国立病院機構長崎医療センター 米倉 正大 院長
昨今の医師不足、地域格差、財政的な医療保険の問題など多くの問題を抱え、今日本の医療は困難な状況にあり、これからもますます厳しくなることが予想されます。このようなときこそ国立病院機構の役割は大きくなると考えています。
国立病院機構は、独立行政法人化され早7年目に入り144の病院のネットワークを生かした安全で良質な医療の標準化を目指し、全国どの国立病院に行っても標準的な医療が受けられるように、努力がはらわれているところです。効率よく提供できるシステムと患者さんが満足されるようなシステムが統合されて初めて良質で安全な医療が提供できます。このため医師、看護師や薬剤師などのコメディカルが病院内で一丸となったシステムを構築してきた国立病院機構は、いち早く地域の医療機関との連携の構築が始まっています。
そこで、今回の学会のテーマを「医療の格差をなくす - 国立病院機構の役割 -」としました。がん医療、救急医療、循環器医療、成育医療などはもちろん国の政策医療の大きな部分を占める結核、重心、筋ジス、神経難病などに対しても、全国に展開し、国立病院機構の役割はますます大きくなっています。

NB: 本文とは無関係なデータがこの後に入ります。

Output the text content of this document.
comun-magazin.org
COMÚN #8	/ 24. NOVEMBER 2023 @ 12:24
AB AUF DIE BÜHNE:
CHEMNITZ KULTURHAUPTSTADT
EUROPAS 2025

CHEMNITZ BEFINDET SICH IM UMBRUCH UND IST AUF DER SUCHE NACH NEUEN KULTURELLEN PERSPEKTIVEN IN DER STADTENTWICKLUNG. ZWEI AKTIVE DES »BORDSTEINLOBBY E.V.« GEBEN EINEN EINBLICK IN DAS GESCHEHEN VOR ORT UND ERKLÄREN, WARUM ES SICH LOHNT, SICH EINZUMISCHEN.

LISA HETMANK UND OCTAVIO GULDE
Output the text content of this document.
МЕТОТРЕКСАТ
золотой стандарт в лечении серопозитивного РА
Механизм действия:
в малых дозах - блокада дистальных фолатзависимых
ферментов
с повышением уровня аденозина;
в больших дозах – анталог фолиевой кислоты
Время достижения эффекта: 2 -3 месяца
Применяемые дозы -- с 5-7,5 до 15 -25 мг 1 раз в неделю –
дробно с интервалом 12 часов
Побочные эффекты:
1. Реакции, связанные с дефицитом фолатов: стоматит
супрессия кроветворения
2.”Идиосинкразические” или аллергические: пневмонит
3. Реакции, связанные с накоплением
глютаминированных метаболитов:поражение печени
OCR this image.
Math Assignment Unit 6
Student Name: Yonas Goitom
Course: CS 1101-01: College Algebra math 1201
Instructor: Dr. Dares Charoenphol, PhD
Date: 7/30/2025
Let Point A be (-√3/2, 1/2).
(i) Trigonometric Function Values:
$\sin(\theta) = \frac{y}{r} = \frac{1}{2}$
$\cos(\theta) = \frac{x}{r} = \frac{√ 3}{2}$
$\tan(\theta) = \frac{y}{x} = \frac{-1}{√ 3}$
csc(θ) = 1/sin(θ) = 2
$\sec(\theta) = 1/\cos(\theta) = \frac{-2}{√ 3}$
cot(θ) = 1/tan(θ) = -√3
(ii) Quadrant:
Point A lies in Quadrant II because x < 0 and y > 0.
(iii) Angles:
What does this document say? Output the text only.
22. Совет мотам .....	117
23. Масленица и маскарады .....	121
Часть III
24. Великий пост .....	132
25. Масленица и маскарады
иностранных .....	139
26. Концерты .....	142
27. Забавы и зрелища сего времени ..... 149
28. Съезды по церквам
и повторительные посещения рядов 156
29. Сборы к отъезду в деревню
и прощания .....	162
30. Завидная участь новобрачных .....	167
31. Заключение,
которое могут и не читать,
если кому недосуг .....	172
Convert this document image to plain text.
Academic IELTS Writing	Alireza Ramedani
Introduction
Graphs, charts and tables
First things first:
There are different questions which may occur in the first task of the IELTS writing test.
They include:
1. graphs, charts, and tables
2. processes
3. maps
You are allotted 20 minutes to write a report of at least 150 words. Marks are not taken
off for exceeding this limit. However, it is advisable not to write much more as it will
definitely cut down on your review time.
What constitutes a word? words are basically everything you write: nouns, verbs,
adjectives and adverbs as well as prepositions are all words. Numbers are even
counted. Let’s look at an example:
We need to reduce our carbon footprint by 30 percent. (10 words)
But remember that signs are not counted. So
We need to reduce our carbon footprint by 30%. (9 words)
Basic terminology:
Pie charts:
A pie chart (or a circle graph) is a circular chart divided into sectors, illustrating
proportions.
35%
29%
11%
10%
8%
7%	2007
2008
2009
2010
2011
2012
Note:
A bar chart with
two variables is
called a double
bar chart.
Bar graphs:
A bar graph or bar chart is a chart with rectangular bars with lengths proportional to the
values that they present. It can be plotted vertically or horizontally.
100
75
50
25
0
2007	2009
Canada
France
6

この2日間の中では国立病院機構の最も強くまた得意な分野でもあるネットワークを生かした人材育成を中心にシンポジウム及び教育講演を組みました。また特別講演には、太宰府天満宮禰宜である味酒安則氏には福岡の歴史についてご講演していただくほか、九州大学医学部卒業である中村哲氏にはアフガニスタンでの医療活動を通して見えてくる日本の国際医療協力についてご講演いただきます。
本学会は国立病院機構のみならず、国立高度専門医療研究センターやそのほかハンセン病療養所の全職員など約6000人以上が参加されています。多数の会員の皆様が国立病院機構の底力を発揮されるよう願っています。